Momentum Recycling, which also has a facility in Denver, Colo., recently partnered with Taylorsville City to provide curbside glass recycling for residents to conveniently recycle their glass at home. For $8 a month and a one-time $45 activation fee, residents receive their own 35-gallon gray cart specifically for collecting glass recyclables that Momentum Recycling services once a month. No sorting is required, and there is no need to rinse with water or remove labels.
Initial subscribers will receive their glass recycling can in March, with the first collection occurring on Tuesday, April 14. Wasatch Front Waste & Recycling District and Momentum Recycling work in partnership to provide the service.
There is also a free public drop-off location for glass at the Taylorsville Senior Center, 1628 W. 4800 South.
Besides Utah, Momentum Recycling, located at 658 S. 4050 West, also recycles glass in Idaho, as well as Colorado. It serves 8,900 residences along the Wasatch Front and 600 commercial customers. City officials toured the plant on Feb. 18.

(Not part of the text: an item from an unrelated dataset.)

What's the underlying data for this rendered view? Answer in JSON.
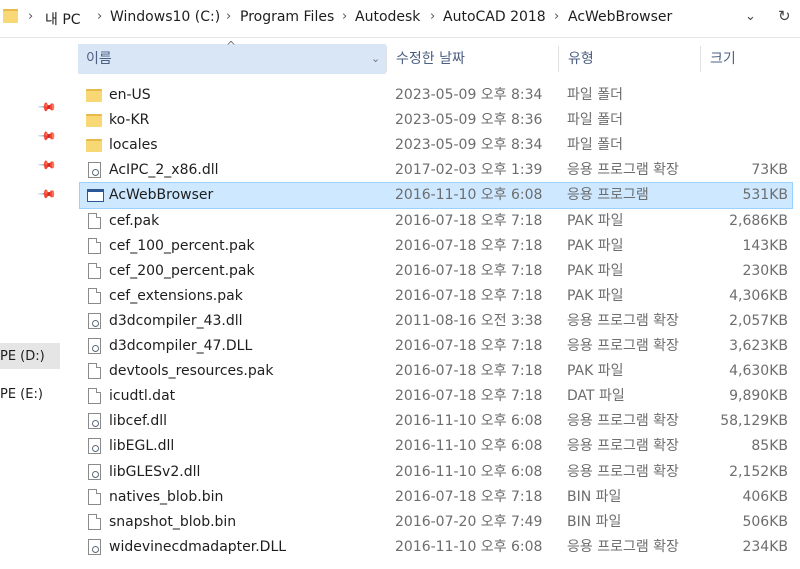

Once collected, the glass goes through a process that turns it into what is called "cullet." The plant separates out the brown glass because it has a different melting temperature. "Otherwise, it turns into goo," explained Momemtum Recycling General Manager Jason Utgaard.
About 80 to 85 percent of the glass that comes to the plant is turned into cullet that is then trucked to Owens Corning in Nephi, Utah, which uses the material to make its pink fiberglass insulation. The rest of the glass is used for abrasives or bottle-making.
"The great thing about glass is that it can be recycled endlessly," Utgaard said. "There is no degradation. One hundred percent of glass can be made from recycled glass."
Most people may not know, for instance, that aluminum cans have a thin layer of BPA plastic that lines the cans. Glass, on the other hand, is a closed-loop system. "For us here on the Wasatch Front, the use of glass is the best option" when it comes to the environment, said Momentum President John Lair. It also takes one-third less energy for Momentum's electric-fired furnaces to melt recycled glass than it does to make glass from virgin materials, including soda ash which is finite. You cannot make glass without soda ash, and there are only a few soda ash deposits in the United States, including the world's largest known deposit in Green River, Wyo.
Momentum recycles about 1,100 tons of glass a month and has room to grow; it's currently at about half capacity. The company employs 40 people.
"Recycling is the easiest way to conserve our natural resources and protect the beautiful places we cherish," Lair said. "It also creates meaningful jobs and is great for the economy."
Mayor Overson said she is grateful that Taylorsville City and Wasatch Front Waste & Recycling District enjoy such a good partnership with Momentum Recycling. "What they are doing for our community and environment is to be highly commended."